COMMENTARY

Keto Diet With SGLT2 Inhibitors May Contribute to Diabetic Ketoacidosis

Katharine Getchell, PharmD, MBA

DISCLOSURES

Over a span of several months, I helped care for three separate patients taking sodium-glucose cotransporter-2 (SGLT2) inhibitors for at least the past 2 years who presented to the ICU with euglycemic diabetic ketoacidosis (DKA) within a few weeks of initiating a keto diet. 

These days, SGLT2 inhibitors are being prescribed so frequently, it sometimes feels like they’ve been added to the water supply. Yet, most of us can agree that they aren’t always safe, and several US Food and Drug Administration (FDA) warnings have been added or strengthened for [acute kidney injury], [urinary tract infection], and euglycemic DKA. 

The FDA warning on euglycemic DKA focuses on pausing SGLT2 inhibitors for several days prior to surgery and asks patient to tell their healthcare professional about any of the following DKA risk factors prior to taking an SGLT2 inhibitor: eating less due to illness, a history of pancreatitis, or frequent or binge alcohol consumption. There is no mention of a keto diet. However, the mechanisms of action of SGLT2 inhibitors and that of a keto diet are synergistic in nature, propelling the body rapidly into a DKA. Unfortunately, most of us were not taught this about this drug class. 

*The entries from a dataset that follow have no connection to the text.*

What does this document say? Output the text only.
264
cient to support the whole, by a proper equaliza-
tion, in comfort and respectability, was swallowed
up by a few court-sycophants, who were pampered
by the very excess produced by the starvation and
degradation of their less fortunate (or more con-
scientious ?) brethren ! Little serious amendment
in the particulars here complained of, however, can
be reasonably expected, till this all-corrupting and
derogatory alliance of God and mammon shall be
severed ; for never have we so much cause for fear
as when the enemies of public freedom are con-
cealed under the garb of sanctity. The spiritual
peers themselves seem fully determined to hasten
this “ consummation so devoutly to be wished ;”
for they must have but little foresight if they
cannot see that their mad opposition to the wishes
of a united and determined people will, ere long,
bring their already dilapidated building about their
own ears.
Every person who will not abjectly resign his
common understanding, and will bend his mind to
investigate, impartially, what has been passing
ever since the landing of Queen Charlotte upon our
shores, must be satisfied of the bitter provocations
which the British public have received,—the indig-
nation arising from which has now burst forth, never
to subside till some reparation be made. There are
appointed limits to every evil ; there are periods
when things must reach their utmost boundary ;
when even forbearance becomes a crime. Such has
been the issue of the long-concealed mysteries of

Within the confines of the disorganized healthcare system in the United States, the silos in which each healthcare profession works further hamper our ability to provide safe care to our patients with diabetes initiated on SGLT2 inhibitors. 

In pharmacy school, we are not taught that “avoiding a keto diet” is a key counseling point to touch on when a patient first picks up their empagliflozin. Dietary considerations are lost in a sea of existing warnings that take priority. And dietitians are not taught to screen med lists for SGLT2 inhibitors when patients come to see them about starting a keto diet. 

It’s also unclear if clinicians ask about a patient’s dietary habits, particularly the keto diet, prior to prescribing one of these agents. I verbally surveyed my favorite cardiologists to ask what they educate the patient on when initially prescribing these drugs. The most enthusiastic response I received was: “I just tell them it’s a wonder drug. That’s all I have time for.” Time constrained by a rapid fire 15-minute visit, counseling points are likely not at the forefront of the specialist’s mind. 

If we expect that pharmacists are counseling all patients on all new drugs — as I believe they should — we’d be sorely wrong. Pharmacists are counseling fewer patients over time, while the popularity of the keto diet is burgeoning (it was the most searched for diet on Google in 2020 at over 25 million searches). 

With the internet and AI at their fingertips, a patient could easily decide to start a keto diet on a whim without mentioning it to their pharmacist, primary care provider, or endocrinologist. This was the case for the three euglycemic DKA patients I saw in the ICU in short succession. The fact that in all of these instances the patient had previously tolerated an SGLT2 inhibitor for at least 2 years seems to highlight the sudden risk of the addition of the keto diet to their otherwise stable pharmacotherapy. 

Cases of euglycemic DKA with concomitant SGLT2 inhibitor use and keto diet should be reported to the FDA through the MedWatch website so as to better capture the nationwide incidence of this safety issue. But for now, should we counsel patients who get started on an SGLT2 inhibitor not to initiate a keto diet? My intuition says that would be the safest choice to avoid unwarranted ICU admissions, but hopefully time will tell.

The silver lining of all this is that, from first-hand experience, I can confirm that attempting to adhere to a keto diet is nearly impossible. Otherwise, I suspect this concern would be cropping up left and right.